Led by Rutgers University’s Wireless Information Network Laboratory (WINLAB), the study describes how fine-grained channel state information (CSI) from off-the-shelf WiFi is used to first detect what material an object in a bag is made of. This CSI, which includes amplitude and phase information, is then used to calculate the dimensions of the item, whether that be the volume of liquid or the size of a metal object. According to the researchers, the low-cost system requires a WiFi device with two to three antennas and can be integrated into existing WiFi networks.
“This could have a great impact in protecting the public from dangerous objects,” said Yingying (Jennifer) Chen, study co-author and a professor in the Department of Electrical and Computer Engineering in Rutgers-New Brunswick’s School of Engineering. “There’s a growing need for that now.”

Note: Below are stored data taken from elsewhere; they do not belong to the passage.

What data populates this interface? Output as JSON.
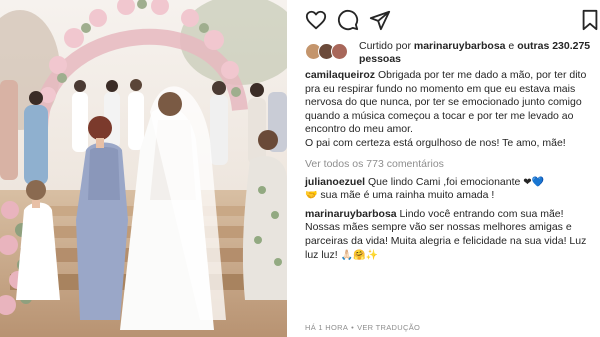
{
  "post": {
    "liked_by_prefix": "Curtido por",
    "liked_by_user": "marinaruybarbosa",
    "liked_by_connector": "e",
    "liked_by_count": "outras 230.275 pessoas",
    "caption_user": "camilaqueiroz",
    "caption_text": "Obrigada por ter me dado a mão, por ter dito pra eu respirar fundo no momento em que eu estava mais nervosa do que nunca, por ter se emocionado junto comigo quando a música começou a tocar e por ter me levado ao encontro do meu amor.",
    "caption_text_2": "O pai com certeza está orgulhoso de nos! Te amo, mãe!",
    "view_comments": "Ver todos os 773 comentários",
    "comments": [
      {
        "user": "julianoezuel",
        "text_a": "Que lindo Cami ,foi emocionante",
        "emoji_a": "❤💙",
        "emoji_b": "🤝",
        "text_b": "sua mãe é uma rainha muito amada !"
      },
      {
        "user": "marinaruybarbosa",
        "text_a": "Lindo você entrando com sua mãe! Nossas mães sempre vão ser nossas melhores amigas e parceiras da vida! Muita alegria e felicidade na sua vida! Luz luz luz!",
        "emoji_a": "🙏🏻🤗✨"
      }
    ],
    "timestamp": "HÁ 1 HORA",
    "separator": "•",
    "translate_label": "VER TRADUÇÃO"
  },
  "icons": {
    "like": "heart-icon",
    "comment": "comment-icon",
    "share": "share-icon",
    "save": "bookmark-icon"
  },
  "colors": {
    "text": "#262626",
    "muted": "#8e8e8e",
    "heart_red": "#ed4956"
  }
}
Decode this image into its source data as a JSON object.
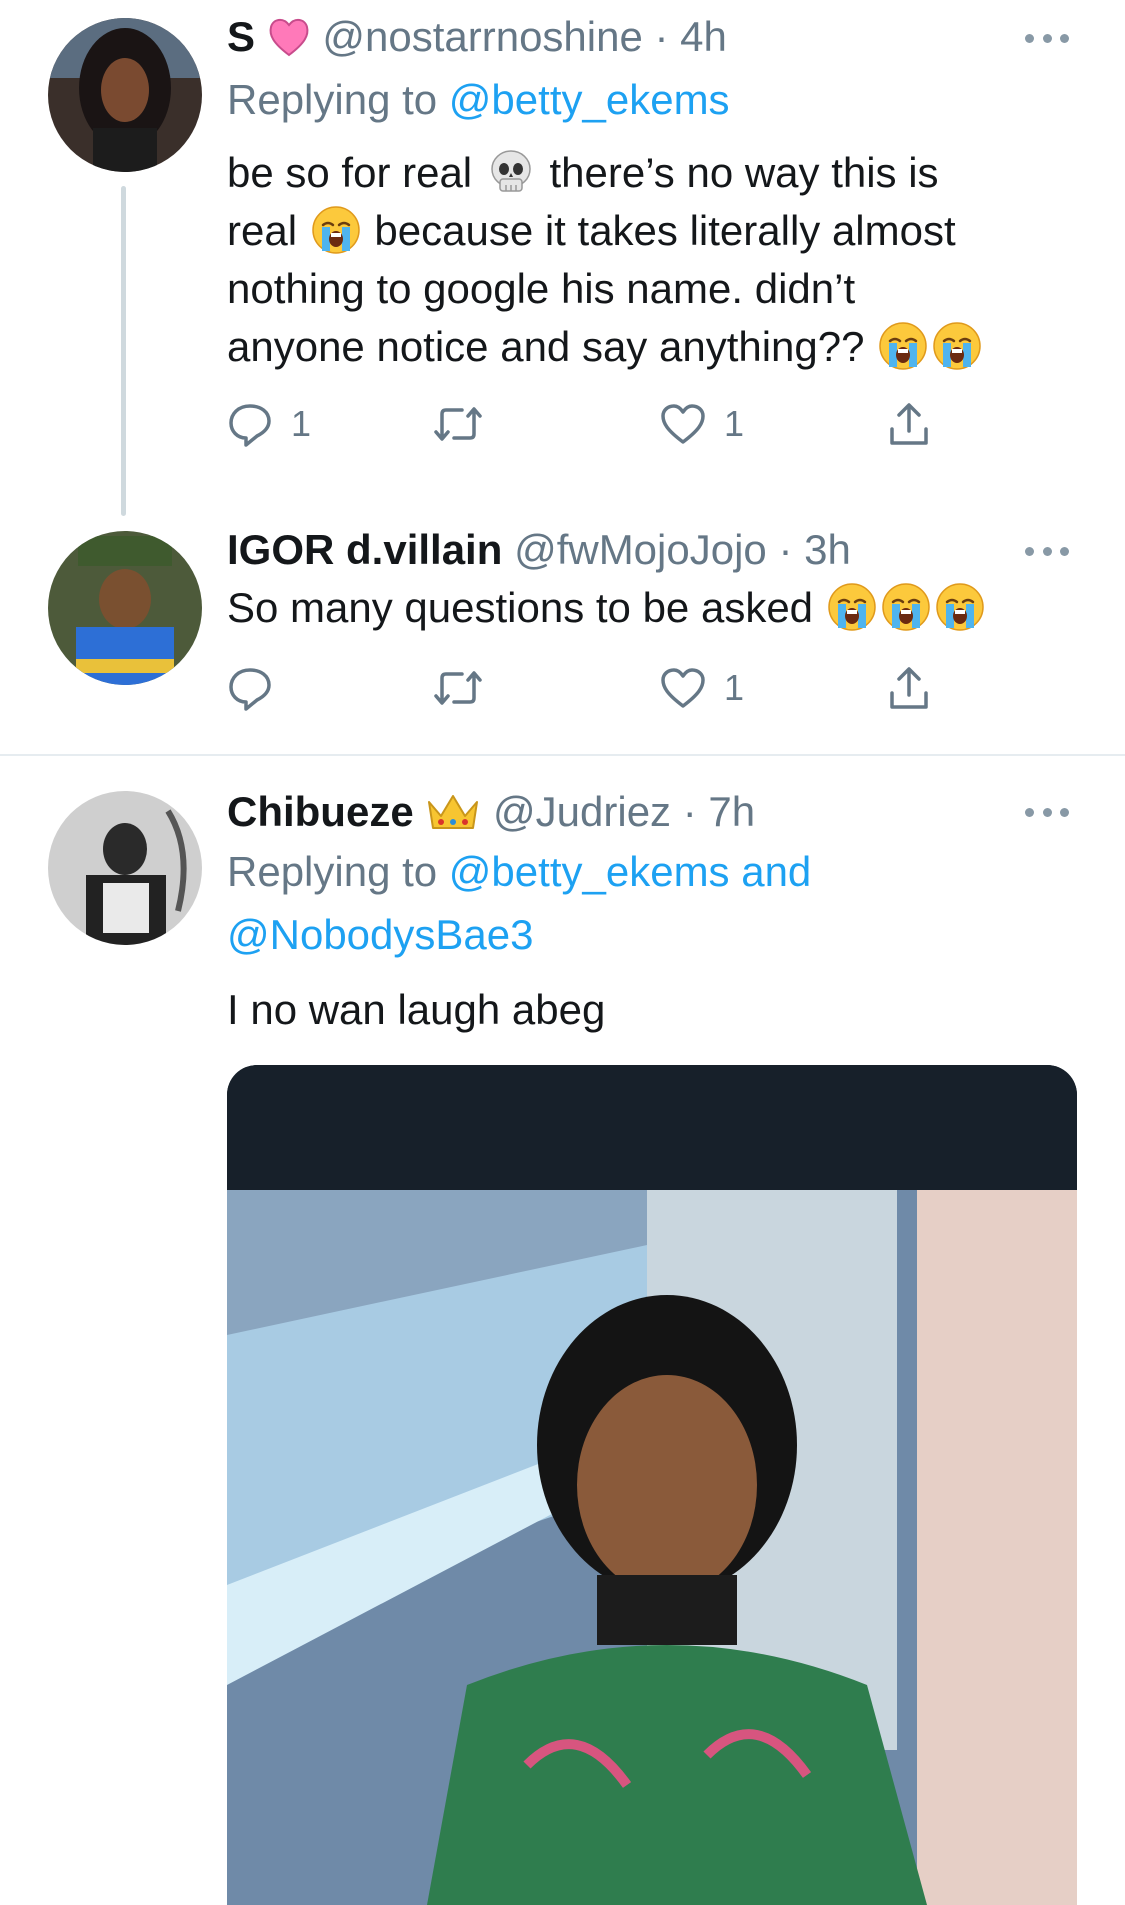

The team, which also included engineers from Indiana University-Purdue University Indianapolis (IUPUI) and Binghamton University, carried out experiments with 15 types of objects and six different types of bags. According to the paper which supports the work, the system achieved detection accuracy rates of 99 per cent for dangerous objects, 98 per cent for metal and 95 per cent for liquid. For typical backpacks, the accuracy rate exceeded 95 per cent but dropped to about 90 per cent when objects inside bags were wrapped. In comparison to screening at airports that requires special equipment and lots of manpower, the system is non-invasive and could be used to scan bags at museums, stadiums and schools.
“In large public areas, it’s hard to set up expensive screening infrastructure like what’s in airports,” said Chen. “Manpower is always needed to check bags and we wanted to develop a complementary method to try to reduce manpower.”
The research recently received a best paper award at the 2018 IEEE Conference on Communications and Network Security, which took place in Beijing.